HILO — The University of Hawaii’s Institute for Astronomy is currently working to beef up faculty and equipment at its Hilo facility, despite cutbacks in some funding sources.
HILO — The University of Hawaii’s Institute for Astronomy is currently working to beef up faculty and equipment at its Hilo facility, despite cutbacks in some funding sources.
The Manoa-based institute manages the Mauna Kea Observatories on the Big Island, as well as the Haleakala Observatories on Maui. In early 2001, the IfA completed an $11 million, 35,000-square-foot, split-level building Hilo base facility.
The plan, said IfA Director Guenther Hasinger, was to fill the facility with staff, faculty and equipment and make it an “instrumentation center of excellence,” to build and test state-of-the art equipment used by astronomers.
But then organizers began running into budgetary roadblocks.
“They were hoping to get more money from the (Legislature) to build up the Hilo complex,” he said.
Over the years, the institute has added equipment and people piecemeal as funding became available, Hasinger said. Faculty members are expected help keep the center going by snagging grants to fund projects.
Currently, the facility has five faculty members and about 80 employees. By comparison, the IfA’s Manoa facility has 30 faculty members and 200 employees, and its Maui facility hosts three faculty and 40 staffers.
The building itself features a bevy of machine shops and laboratories for the development and maintenance of scientific instruments and telescopes, a library, an auditorium and remote telescope operation rooms connected via fiber optic cable to the observatories atop Mauna Kea.
It all serves to keep the Big Island at the forefront of groundbreaking astronomy.
Hasinger said assets such as the proposed Thirty Meter Telescope and the Keck telescopes, which he said are “the most powerful telescopes in the world,” give Hilo important world-leading niches.
But the IfA can’t function without top people.
“In Hilo right now, we’re hiring a new faculty member. We have an ad out, and we hope by April we will have a new person,” Hasinger said. “We already have one adaptive optics specialist, and we’ll need another.”
Adaptive optics is a relatively new technology that has helped provide clearer pictures of space. One of the biggest problems scientists face when looking through telescopes is seeing through the Earth’s atmosphere, Hasinger said. Images from distant objects appear blurry after traveling through the turbulent air around our planet. Ideally, the best images come from space, where there is no atmosphere to interfere. Such is the purpose of programs like the Hubble Space Telescope. But, such options are rare and very expensive.

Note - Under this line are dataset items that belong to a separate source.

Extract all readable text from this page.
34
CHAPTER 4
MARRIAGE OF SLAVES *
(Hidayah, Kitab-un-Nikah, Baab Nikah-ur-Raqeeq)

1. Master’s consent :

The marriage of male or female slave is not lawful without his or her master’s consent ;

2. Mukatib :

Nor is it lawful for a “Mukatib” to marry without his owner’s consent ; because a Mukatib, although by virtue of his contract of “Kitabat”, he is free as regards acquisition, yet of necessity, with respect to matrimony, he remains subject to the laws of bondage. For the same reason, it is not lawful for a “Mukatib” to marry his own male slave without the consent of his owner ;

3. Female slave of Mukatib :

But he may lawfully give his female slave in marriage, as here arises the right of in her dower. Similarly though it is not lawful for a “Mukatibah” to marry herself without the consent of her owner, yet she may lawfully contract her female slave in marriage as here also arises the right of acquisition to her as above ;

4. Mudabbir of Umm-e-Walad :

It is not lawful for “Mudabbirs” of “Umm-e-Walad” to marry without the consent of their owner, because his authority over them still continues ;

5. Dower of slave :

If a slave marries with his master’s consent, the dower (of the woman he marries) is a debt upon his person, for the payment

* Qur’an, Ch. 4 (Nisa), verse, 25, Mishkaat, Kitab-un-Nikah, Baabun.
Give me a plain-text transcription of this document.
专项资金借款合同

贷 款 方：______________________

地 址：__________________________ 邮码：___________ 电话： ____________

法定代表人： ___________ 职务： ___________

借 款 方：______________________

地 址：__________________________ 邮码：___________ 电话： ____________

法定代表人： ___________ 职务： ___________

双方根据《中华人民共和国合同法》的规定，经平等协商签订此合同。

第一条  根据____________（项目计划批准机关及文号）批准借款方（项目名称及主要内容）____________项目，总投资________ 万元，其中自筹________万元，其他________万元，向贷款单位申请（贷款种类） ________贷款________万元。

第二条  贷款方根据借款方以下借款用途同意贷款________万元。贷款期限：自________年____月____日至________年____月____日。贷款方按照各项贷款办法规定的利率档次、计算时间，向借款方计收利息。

Ground-based alternatives seek to place telescopes as high as possible, which is what makes Mauna Kea a great location. But even at the summit, there is still much atmosphere to contend with. Adaptive optics allow a telescope’s mirror to adapt to rapid fluctuations in light waves to provide a steadier picture, and Hilo’s IfA is a world leader in building such instrumentation, said Associate Director Klaus Hodapp. And the hope is to keep that status growing.
Hodapp said that the IfA has received funding from various sources over the past decade, with big projects like the Panoramic Survey Telescope and Rapid Response System (Pan-STARRS), which would be used to spot threats from asteroids and comets.”
“Originally, funding was planned in the public domain for the past decade. That was earmark funding that was put into the defense budget and came to us as funding from the Air Force. But that funding stream has now been disrupted,” he said.
With the cutbacks, the Pan-STARRS project, which originally called for a system of two telescopes on Maui and two on the Big Island, will likely now be limited to the one telescope now in operation on Maui, and a second Maui telescope that is being built, Hodapp said.
In the new budgetary environment, the IfA has worked to find ways to keep its older equipment up to date by adding high-tech instruments that provide better and better data for scientists to continue making advances.
“Obviously, modern telescopes work better than old telescopes,” he said, “but we’re working to bring our equipment back up to competitive scientific capabilities. We’re hiring additional faculty members in certain technologies, and concentrating on certain aspects.”
In a Thursday tour of the Hilo facility, Hodapp showed off some of the instruments currently in development in the IfA’s labs. Among them were high-definition cameras and cryostat containers, which are designed to cool infrared detectors to temperatures near absolute zero, preventing them from picking up extraneous heat signatures that might throw off their readings of infrared from distant stars and other heavenly bodies.
Some of the instruments are being fabricated and tested for other programs at various institutions around the world.
“We can build things here that they can’t,” Hodapp said. “And we’re happy to do it. It keeps money flowing in, and it keeps our skills up.”